You may make some female friends this way. Men who listen to women, who truly listen, are rare.


I'm sorry, all that you said applies to men as well.

Besides, your statement about wars is outright insulting! You've degraded the male victims of war (of whom there are a lot more) entirely by shifting blame for violence on them. In most wars you'd get thrown in jail if you refuse to go and fight!


There is a difference. Please ask some women you know about this, as the parent suggested.


Sounds like you've already done the legwork. Why won't you share how experiencing violence is drastically different between men and women.

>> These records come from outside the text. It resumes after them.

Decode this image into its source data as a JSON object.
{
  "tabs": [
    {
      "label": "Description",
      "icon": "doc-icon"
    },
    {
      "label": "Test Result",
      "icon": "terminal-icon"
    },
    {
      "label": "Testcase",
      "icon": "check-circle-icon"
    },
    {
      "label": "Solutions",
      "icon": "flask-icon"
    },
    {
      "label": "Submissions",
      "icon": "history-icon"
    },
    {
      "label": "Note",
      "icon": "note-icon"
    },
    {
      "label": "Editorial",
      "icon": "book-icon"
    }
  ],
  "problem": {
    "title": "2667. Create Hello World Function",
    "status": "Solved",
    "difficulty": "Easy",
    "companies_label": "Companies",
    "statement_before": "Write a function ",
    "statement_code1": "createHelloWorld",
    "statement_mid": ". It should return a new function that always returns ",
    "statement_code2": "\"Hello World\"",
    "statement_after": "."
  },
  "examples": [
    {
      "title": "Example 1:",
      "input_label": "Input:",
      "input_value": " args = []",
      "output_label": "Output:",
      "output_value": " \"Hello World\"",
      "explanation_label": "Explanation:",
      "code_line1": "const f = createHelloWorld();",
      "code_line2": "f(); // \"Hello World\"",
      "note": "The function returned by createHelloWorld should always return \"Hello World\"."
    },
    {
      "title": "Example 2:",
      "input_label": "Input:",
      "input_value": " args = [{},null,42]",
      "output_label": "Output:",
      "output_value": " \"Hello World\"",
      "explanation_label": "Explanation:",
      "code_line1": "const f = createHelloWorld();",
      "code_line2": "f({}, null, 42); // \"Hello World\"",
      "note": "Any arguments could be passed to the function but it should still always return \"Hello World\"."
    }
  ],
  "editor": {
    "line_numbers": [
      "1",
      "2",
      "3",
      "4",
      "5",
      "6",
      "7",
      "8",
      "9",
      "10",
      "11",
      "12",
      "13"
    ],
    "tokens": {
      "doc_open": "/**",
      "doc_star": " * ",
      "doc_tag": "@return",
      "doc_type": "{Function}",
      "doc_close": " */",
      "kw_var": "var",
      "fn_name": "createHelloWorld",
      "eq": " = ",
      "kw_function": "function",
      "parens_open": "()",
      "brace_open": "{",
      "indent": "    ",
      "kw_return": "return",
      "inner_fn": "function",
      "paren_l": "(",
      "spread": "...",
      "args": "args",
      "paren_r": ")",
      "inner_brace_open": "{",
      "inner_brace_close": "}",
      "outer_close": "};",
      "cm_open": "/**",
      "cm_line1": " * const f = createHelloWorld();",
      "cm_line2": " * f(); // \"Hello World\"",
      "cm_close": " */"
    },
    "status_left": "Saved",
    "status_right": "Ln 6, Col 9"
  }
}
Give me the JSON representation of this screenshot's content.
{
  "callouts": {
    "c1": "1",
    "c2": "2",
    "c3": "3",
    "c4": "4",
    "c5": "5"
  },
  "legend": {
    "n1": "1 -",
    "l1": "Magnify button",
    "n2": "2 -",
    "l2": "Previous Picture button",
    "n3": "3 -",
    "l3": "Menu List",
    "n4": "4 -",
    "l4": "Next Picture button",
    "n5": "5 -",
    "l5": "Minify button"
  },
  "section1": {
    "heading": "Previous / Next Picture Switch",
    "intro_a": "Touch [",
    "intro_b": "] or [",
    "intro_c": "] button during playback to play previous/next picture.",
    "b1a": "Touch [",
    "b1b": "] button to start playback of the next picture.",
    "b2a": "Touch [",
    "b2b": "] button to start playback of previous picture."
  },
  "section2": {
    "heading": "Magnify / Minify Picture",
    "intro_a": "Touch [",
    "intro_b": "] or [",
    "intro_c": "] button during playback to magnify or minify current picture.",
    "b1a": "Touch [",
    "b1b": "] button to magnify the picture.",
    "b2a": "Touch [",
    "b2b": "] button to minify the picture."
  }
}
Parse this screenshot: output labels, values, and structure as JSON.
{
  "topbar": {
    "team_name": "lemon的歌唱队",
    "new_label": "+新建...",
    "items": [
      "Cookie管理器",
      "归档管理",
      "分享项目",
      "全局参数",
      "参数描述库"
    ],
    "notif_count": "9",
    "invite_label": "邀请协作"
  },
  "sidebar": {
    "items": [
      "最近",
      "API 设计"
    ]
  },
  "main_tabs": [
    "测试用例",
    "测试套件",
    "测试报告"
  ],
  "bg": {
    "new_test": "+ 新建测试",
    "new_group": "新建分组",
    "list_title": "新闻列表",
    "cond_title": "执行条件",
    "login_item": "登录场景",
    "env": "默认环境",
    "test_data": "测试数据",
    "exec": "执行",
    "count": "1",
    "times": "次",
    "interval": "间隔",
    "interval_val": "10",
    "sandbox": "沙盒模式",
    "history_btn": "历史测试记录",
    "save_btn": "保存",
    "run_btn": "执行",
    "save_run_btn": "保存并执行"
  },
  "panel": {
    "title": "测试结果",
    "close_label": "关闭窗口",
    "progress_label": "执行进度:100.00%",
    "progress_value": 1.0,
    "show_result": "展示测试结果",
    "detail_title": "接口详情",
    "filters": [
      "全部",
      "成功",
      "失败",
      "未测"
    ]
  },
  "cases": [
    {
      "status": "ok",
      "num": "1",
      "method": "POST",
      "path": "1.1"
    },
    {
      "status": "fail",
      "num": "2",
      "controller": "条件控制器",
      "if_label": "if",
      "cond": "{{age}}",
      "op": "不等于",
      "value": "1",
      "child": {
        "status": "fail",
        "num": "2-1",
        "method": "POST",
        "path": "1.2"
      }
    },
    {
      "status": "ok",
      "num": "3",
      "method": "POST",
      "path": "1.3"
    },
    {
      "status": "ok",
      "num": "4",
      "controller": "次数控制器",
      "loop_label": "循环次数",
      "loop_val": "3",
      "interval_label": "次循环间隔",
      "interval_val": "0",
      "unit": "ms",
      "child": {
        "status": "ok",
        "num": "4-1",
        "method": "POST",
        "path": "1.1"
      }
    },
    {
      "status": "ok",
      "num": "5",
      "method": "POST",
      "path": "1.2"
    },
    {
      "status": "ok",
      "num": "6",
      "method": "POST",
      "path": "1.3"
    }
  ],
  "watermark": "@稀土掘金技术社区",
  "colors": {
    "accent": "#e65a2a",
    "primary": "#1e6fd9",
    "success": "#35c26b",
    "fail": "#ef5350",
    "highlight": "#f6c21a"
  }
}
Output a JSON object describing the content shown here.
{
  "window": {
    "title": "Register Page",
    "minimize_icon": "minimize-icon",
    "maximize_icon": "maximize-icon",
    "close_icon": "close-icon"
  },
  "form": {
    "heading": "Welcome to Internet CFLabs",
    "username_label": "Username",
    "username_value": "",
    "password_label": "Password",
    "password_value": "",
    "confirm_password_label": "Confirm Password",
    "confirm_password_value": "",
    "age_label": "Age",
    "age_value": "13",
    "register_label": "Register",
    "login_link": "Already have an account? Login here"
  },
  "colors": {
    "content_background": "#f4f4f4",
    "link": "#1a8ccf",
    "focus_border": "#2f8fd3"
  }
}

> Do you understand what it is like to be a woman, to have to look over your shoulder so much of the time, the fear and anxiety that follows you or prevents you from walking alone at night or in a strange place?

Do you understand what it's like to be a man? I was mugged five times as a boy and young man, including at knife point. Police have harassed me.

Are you suggesting it's more pleasant to be threatened with your life as a man than a woman?

If not, then I'll go with the numbers and not imply, as you do, that no man can understand about being a victim of violent crime.


> The violent crime you speak of is male on male.

If you get to use that as an argument, do I get to do the black on black crime thing?